Our notes from reading: Zhang, S., Dong, L., Li, X., Zhang, S., Sun, X., Wang, S., Li, J., Hu, R., Zhang, T., Wu, F., & Wang, G. (2023-09). Instruction Tuning for Large Language Models: A Survey. ArXiv, abs/2308.10792.
In short:
- A great survey of approaches to instruction tuning. Instruction tuning is what turns language models, i.e., devices predicting the most likely next word, into chatbots.
- The authors review instruction-tuning datasets, efficient methods for fine-tuning (LoRa, HINT, LOMO…), and various model types (imitation models, multimodal models, and models tuned for specific domains, such as writing, coding, medical, …).
- They discuss the main challenges, including limited dataset diversity and that models learn only surface patterns from training tasks.
- The paper covers so much important information that we decided to dedicate a separate post to our notes.
Findings of Instruction Tuning Survey
For readers interested in a bit more technical aspect of Language Models, we highlight a few key insights from a thorough study on Instruction Tuning, that is mentioned in our newsletter.
- Instruction tuning (IT) aligns the model’s behavior with users’ objectives, where the users want the model to perform a given task instead of just predicting the next word. It makes the model’s behavior more controllable and predictable, and it can adapt the model to a specific domain.
Instruction Tuning Datasets
- There are now quite a few datasets for IT, created either from existing NLP datasets and new datasets created with the help of LLMs. However, most of them are only in English, some are English-Chinese, and there are not many multilingual datasets. Therefore, there is a concern about the datasets quality and diversity (both in terms of themes and languages).
- Researchers from the Allen Institute and the University of Washington found that the best performance across tasks is achieved by manually combining multiple datasets and that smaller and high-base quality models benefit from IT the most.
Training of Instruction Models
- The models are fine-tuned on various IT datasets. Sometimes, the models are then additionally tuned by Reinforcement Learning with the proximal policy optimization method, as known from ChatGPT, where the reward model is almost always created by GPT-4. The most popular base model seems to be LLaMA.
- A popular approach is LLM imitation, where smaller models are fine-tuned with responses from LLMs. This improves the smaller model on dataset tasks almost to the performance of the LLM. However, researchers from Berkeley did not observe any performance improvement and sometimes noted even a slight decline on tasks for which the model was not specifically trained.
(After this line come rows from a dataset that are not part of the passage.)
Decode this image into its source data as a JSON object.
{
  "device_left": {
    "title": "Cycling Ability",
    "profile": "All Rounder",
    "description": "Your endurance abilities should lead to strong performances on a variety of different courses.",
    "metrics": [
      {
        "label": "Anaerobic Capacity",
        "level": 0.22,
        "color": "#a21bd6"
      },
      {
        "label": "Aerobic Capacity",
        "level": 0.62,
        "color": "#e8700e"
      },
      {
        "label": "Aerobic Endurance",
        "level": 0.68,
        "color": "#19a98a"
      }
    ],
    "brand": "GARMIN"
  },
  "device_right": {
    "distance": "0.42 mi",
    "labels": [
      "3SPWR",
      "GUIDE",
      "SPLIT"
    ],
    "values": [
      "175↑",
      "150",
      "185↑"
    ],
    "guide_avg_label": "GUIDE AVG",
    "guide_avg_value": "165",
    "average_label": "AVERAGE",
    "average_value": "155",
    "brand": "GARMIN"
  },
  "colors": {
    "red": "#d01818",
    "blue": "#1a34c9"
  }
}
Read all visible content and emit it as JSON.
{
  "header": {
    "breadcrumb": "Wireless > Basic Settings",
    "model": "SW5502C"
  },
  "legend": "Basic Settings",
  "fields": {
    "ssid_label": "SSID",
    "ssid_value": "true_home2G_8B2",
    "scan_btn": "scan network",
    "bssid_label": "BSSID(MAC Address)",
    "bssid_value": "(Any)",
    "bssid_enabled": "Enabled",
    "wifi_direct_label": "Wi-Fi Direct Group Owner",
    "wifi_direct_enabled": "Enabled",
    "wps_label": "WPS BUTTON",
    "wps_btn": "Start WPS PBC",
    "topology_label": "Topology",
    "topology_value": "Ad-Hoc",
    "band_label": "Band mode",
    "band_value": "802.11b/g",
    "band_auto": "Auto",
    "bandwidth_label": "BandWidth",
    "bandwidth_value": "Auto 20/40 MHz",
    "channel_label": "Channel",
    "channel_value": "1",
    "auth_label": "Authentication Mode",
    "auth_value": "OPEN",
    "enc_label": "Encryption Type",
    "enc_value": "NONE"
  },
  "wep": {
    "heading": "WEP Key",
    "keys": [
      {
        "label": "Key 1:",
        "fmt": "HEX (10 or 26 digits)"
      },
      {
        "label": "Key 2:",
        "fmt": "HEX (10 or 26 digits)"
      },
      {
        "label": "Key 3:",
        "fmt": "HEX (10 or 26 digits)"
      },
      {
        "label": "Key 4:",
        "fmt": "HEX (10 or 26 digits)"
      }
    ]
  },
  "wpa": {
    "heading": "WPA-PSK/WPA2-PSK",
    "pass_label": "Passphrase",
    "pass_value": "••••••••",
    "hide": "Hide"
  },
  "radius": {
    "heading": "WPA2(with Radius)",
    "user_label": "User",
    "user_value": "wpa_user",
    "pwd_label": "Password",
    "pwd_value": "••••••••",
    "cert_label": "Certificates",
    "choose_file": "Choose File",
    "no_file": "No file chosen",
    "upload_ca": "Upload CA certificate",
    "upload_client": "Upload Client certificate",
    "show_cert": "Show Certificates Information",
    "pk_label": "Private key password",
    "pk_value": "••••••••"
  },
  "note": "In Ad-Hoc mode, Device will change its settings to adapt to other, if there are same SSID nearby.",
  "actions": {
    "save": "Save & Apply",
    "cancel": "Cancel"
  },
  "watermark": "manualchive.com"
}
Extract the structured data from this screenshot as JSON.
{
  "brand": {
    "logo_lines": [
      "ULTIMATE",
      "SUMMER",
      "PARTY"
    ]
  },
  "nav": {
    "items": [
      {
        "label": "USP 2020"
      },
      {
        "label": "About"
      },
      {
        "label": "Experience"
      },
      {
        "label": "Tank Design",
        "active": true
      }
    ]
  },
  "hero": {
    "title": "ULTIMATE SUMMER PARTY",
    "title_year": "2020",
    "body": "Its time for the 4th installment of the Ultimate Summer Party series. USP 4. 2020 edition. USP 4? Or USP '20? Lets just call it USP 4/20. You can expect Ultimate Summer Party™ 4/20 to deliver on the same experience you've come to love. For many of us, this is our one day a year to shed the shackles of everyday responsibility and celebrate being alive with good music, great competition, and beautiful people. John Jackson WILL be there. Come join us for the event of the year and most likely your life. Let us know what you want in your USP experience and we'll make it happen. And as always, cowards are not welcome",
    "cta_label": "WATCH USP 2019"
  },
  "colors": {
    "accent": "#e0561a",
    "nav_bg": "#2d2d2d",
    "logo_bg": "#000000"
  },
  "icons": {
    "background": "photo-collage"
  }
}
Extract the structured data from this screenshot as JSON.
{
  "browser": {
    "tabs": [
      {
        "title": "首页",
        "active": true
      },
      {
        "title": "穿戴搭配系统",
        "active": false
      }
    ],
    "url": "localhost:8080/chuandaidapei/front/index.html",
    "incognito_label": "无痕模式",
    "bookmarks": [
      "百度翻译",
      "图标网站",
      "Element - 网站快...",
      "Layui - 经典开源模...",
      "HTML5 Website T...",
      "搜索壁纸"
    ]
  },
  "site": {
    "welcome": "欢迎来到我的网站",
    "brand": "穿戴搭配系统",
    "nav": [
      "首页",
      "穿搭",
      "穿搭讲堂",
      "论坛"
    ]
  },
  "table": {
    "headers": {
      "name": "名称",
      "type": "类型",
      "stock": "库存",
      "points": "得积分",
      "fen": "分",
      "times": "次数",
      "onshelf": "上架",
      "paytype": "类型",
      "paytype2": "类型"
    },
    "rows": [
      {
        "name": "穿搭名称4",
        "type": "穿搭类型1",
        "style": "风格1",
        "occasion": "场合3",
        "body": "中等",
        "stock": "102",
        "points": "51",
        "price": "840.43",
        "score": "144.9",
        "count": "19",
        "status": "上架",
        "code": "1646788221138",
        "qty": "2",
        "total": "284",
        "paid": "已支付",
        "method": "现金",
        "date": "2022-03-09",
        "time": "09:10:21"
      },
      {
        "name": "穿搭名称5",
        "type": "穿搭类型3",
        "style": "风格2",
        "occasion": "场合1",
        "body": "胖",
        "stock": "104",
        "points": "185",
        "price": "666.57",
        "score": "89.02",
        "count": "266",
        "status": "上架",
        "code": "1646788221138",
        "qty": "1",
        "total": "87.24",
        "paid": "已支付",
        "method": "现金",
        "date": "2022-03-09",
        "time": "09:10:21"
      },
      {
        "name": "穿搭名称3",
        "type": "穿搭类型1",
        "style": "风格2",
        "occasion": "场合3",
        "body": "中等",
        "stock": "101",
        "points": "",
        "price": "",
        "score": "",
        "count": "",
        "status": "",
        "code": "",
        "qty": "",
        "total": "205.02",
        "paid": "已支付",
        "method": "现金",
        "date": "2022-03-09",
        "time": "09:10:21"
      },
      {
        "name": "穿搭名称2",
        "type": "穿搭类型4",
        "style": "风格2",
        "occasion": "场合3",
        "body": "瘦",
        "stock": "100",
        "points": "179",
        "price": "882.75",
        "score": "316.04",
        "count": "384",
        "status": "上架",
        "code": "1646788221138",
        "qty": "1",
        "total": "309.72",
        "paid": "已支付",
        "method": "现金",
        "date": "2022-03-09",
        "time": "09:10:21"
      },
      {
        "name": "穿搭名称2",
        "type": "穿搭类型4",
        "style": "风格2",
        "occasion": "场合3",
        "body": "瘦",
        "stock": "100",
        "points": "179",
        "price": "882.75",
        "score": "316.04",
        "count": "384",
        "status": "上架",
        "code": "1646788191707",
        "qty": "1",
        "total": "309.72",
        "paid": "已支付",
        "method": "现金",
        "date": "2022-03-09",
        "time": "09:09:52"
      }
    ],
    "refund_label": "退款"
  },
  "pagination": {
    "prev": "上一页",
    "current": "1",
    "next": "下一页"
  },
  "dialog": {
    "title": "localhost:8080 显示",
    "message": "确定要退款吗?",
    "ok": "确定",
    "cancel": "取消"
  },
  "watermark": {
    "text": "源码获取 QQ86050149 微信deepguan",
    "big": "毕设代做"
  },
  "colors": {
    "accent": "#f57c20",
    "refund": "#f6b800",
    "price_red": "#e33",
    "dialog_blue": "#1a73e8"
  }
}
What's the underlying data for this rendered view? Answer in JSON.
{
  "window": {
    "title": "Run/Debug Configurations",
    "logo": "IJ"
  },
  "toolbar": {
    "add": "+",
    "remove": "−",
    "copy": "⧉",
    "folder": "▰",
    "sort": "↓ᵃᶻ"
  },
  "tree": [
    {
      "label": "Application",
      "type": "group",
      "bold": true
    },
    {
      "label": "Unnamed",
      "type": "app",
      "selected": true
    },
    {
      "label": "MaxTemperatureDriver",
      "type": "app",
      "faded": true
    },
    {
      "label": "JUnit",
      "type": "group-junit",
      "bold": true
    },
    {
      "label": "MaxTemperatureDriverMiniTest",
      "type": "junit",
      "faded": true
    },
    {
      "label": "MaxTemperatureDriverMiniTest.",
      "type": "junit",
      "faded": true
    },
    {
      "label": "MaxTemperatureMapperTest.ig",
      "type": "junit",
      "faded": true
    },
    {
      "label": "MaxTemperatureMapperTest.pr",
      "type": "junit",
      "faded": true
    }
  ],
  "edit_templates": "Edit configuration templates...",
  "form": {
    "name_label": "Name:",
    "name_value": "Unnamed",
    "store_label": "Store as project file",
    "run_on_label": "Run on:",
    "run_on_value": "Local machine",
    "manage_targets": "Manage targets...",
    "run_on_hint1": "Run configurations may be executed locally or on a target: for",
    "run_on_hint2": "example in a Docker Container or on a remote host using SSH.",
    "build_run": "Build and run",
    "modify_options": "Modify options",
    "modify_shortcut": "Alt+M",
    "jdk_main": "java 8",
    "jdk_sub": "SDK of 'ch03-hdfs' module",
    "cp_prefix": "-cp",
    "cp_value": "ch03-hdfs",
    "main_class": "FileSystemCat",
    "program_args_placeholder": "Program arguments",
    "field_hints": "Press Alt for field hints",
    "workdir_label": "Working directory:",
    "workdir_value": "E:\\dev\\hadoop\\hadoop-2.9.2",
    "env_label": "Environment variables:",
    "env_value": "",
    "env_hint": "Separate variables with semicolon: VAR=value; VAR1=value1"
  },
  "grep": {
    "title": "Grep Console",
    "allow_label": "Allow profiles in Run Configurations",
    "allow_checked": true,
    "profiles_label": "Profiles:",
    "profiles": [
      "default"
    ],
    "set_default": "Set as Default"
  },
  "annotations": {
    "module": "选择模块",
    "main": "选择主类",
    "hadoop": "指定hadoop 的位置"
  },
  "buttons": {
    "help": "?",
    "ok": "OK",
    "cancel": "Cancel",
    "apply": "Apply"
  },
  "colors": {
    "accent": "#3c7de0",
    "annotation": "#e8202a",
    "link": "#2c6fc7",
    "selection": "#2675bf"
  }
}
- There are many ways to make the fine-tuning of models more efficient, such as the well-known LoRA and QLoRA. The interesting HINT technique employs adapters and prefixes to reduce the computation of long, repeated instructions and few-shot examples. LOMO reduces the need for memory by avoiding storage of gradient parameters by using only SGD in training. They showed it can perform well enough for large models.
Evaluation of Trained Models
- The models’ performances are often evaluated by ChatGPT or GPT-4. However, researchers from Stanford performed a complex evaluation (HELM) of many models on many tasks, evaluated with multiple different metrics. Notably, GPT-3 and YaLM still exhibited differences compared to the findings in their respective reports after multiple evaluations.
- There is a concern that the models do not fully comprehend presented tasks but only capture surface patterns, which is apparent from this empirical study, where the models performed similarly when trained on delusive and simplified examples. LIMA exploits this superficial alignment hypothesis by tuning on a smaller dataset, as reported before in AI Spotlight #2. Similarly, researchers from Arizona State University and Microsoft estimate the minimal training data required to match the SOTA in various tasks, which can be only 25% for single-task and 6% for multi-task learning.
Models for Specific Domains
- Many models already have been instruction-tuned for specific domains as writing (Writing-Alpaca-7B, CoEdIT, CoPoet) and coding assistants (WizardCoder), dialogue models (InstructDial, ChatDoctor, and ChatGLM-Med), and also for more classical tasks as Intent Classification and Slot Tagging (LINGUIST), Information Extraction (InstructUIE) and Sentiment Analysis, and even for interpreting doctor’s observations (Radiology-GPT).
- There are also some multimodal models that answer questions about images, classify them, count objects, and write captions (MultiModal-GPT, Otter, LLaVA, InstructBLIP), InstructPix2Pix based on Stable Diffusion and trained with GPT-3 can edit images with text instructions, and Video-LLaMA with both image and audio encodes can recognize common concepts in videos and generate textual description (and other tasks) with integrated LLaMA or Vicuna LLM.